Bank-robber Jack Foley is doing thirty-to-life in a South Floridan gaol when the local Latinos mole a tunnel out beyond the border fence. Jack schemes to take advantage without he has to do any of the work, and runs slam-bang into tough deputy Federal Marshal Karen Sisco in the car-park outside. He kidnaps her.

Sharing the trunk of a car, she and Jack get closer than either might have anticipated, and against the odds both find themselves later mentally replaying their time together. When he fetches up in Detroit - in on the heist of the season - it's only a matter of time before their paths cross one last time.

Out Of Sight doesn't work because the characters are never properly fleshed-out. Leonard is one of America's best comic novelists, stuffing pages with wonderful three dimensional characters that talk the talk and fair walk off the walk right off of the page. Not so here - aside from Karen they feel die-cut from past glories, their dialogue flightless. And while it might seem over-cruel to say, perhaps we should look to renowned Leonard-fan Quentin Tarantino to accept some of the blame.

Querentino owns some screen-rights to the man's books, acknowledging the debt his own style owes the likes of Killshot and Freaky Deaky. Too much of Out Of Sight reads like cross-pollination, pop-culture references standing proud of the page time and again. The discussion of movies sits uneasily in the text, Leonard even having his people go see Pulp Fiction. We have long since learnt to expect better of the man than to replace characterisation with sloppy affectation. It's a screen trick that's lumpen on the page.
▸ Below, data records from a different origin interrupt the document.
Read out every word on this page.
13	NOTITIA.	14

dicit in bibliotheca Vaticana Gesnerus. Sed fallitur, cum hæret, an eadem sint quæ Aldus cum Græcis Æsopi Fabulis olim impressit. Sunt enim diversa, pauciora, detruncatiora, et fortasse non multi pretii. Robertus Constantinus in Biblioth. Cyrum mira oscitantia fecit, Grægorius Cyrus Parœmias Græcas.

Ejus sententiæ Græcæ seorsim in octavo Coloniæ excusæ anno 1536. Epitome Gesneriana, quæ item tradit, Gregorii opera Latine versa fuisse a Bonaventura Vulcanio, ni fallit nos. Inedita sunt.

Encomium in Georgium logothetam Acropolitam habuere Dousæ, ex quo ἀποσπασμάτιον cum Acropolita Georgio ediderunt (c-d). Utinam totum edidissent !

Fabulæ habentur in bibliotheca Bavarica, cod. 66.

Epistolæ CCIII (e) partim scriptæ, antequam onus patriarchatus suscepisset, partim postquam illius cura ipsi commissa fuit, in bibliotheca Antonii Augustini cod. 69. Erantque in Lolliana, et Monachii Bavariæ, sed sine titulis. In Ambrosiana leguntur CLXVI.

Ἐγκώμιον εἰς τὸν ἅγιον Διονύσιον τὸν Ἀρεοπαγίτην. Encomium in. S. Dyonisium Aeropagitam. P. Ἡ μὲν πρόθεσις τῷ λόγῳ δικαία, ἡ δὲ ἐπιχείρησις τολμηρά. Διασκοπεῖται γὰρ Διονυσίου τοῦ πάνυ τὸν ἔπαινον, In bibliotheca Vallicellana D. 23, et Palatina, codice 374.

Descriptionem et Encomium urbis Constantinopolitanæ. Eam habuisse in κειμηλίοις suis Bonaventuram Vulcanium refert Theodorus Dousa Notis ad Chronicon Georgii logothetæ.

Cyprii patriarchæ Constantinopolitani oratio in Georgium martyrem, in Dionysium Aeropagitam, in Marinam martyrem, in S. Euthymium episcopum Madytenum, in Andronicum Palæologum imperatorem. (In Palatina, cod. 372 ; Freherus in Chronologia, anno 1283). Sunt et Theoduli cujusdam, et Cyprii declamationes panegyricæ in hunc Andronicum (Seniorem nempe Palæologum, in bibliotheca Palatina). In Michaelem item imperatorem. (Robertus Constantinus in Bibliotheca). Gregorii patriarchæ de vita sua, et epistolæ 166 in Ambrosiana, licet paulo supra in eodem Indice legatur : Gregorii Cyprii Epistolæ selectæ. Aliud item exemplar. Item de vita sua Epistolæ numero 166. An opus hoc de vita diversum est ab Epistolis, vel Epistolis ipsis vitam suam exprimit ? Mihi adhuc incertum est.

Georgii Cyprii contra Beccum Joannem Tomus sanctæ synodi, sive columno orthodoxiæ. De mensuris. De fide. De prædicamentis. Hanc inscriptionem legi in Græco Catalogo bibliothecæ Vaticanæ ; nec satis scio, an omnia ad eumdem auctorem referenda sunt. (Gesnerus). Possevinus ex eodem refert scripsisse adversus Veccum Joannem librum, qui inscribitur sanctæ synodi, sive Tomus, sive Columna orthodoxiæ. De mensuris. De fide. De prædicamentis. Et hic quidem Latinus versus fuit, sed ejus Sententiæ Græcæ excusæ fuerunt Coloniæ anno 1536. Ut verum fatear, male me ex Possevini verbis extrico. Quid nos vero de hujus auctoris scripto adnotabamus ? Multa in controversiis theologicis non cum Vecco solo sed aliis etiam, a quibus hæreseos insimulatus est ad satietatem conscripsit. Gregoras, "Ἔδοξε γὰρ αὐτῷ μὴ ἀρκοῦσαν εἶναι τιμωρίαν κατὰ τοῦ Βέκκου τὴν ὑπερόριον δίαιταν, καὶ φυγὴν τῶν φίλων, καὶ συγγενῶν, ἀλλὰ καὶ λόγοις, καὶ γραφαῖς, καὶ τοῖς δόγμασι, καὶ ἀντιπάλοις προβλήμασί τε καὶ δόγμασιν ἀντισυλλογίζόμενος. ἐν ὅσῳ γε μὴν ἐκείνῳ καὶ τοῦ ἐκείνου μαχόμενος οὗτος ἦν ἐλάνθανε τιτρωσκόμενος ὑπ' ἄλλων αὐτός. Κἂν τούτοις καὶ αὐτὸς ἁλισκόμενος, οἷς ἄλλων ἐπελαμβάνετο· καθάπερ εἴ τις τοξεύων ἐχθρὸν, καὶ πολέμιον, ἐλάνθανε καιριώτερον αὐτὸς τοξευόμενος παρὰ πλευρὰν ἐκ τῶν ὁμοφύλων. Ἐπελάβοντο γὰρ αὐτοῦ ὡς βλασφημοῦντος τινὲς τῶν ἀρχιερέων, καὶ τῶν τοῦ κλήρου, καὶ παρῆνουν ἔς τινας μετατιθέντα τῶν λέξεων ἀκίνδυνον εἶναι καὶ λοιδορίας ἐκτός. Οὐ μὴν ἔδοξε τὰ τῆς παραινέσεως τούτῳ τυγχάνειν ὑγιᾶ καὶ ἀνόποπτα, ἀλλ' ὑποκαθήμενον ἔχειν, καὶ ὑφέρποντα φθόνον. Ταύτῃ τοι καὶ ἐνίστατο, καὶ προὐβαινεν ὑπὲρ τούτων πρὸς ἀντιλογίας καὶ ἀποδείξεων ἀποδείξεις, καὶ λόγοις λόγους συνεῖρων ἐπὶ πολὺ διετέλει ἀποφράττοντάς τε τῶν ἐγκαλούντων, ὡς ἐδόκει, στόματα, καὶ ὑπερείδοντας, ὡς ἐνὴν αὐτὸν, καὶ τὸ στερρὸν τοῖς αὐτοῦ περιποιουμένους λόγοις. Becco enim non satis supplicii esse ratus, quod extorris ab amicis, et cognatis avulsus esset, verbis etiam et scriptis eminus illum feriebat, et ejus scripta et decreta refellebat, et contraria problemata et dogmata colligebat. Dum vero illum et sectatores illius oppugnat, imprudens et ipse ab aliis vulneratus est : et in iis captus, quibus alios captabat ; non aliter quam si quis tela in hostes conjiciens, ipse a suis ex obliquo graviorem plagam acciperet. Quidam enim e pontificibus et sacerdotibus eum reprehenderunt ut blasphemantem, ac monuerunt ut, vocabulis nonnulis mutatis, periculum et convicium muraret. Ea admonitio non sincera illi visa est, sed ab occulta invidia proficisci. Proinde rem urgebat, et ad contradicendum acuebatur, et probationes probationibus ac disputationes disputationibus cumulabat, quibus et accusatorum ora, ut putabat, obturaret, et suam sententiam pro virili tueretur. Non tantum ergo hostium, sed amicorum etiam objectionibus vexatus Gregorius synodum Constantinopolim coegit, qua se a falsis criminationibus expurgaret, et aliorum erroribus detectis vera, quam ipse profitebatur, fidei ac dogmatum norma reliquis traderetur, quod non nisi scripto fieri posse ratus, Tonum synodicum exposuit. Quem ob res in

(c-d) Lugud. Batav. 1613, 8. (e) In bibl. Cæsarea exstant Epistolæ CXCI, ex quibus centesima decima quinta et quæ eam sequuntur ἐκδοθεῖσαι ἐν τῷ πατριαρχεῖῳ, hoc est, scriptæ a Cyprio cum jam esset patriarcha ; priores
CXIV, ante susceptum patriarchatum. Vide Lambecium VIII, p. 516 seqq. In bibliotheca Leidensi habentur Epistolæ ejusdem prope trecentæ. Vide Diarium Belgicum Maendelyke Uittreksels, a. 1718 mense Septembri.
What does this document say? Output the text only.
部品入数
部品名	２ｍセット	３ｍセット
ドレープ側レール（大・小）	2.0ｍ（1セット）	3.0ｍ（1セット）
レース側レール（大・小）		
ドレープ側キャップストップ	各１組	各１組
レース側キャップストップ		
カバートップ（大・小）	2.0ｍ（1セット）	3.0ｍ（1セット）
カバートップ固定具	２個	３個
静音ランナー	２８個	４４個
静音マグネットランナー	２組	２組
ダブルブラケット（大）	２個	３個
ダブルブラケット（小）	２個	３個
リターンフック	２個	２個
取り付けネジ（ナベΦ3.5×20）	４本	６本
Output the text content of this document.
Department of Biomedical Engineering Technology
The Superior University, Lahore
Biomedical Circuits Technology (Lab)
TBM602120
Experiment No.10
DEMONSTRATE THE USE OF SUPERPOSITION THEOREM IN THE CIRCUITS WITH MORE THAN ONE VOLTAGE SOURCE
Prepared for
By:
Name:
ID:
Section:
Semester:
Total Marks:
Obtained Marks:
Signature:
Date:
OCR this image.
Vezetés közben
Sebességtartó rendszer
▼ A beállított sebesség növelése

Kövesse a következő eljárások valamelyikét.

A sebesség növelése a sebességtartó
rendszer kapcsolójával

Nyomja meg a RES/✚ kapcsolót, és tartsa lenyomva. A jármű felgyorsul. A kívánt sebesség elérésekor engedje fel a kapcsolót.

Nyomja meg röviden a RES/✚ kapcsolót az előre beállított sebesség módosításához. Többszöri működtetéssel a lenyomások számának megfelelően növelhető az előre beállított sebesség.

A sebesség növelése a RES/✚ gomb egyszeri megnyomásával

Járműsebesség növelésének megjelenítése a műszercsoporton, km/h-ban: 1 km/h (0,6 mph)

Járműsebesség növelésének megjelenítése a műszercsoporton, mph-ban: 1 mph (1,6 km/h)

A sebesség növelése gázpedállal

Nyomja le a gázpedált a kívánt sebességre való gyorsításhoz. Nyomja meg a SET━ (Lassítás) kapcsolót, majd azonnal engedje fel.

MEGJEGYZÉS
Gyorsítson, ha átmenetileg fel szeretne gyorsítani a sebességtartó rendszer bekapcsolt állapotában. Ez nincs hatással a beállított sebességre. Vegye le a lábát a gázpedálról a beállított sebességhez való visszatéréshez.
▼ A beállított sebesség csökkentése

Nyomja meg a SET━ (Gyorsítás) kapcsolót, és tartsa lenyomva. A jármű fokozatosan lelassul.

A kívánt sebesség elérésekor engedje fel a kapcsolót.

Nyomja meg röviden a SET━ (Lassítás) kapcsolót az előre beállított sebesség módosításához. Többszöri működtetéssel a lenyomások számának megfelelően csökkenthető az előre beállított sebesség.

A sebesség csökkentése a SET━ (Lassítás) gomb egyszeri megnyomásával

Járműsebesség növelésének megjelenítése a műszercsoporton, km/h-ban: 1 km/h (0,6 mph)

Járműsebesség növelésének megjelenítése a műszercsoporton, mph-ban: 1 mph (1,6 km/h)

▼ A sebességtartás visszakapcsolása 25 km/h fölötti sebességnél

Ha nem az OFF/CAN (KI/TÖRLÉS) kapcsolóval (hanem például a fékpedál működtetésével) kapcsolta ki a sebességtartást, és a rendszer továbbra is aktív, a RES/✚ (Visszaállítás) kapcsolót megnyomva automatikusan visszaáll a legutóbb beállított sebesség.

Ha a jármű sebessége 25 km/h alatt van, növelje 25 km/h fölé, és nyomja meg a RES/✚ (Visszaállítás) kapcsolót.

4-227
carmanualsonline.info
Which, maybe surprisingly, doesn't mean that this is a bad novel - Leonard is in all likelihood incapable. But nor is it any better than recent, sassy attempts at Elmore Country by the likes of Doug J. Swanson or Laurence Shames, and that's the problem. Out Of Sight is, of course, still very much worth reading, still retains the sureness of grip, the dynamics of Elmore Leonard, but it never quite sparks. On this occasion he's let his tinder get just a little damp.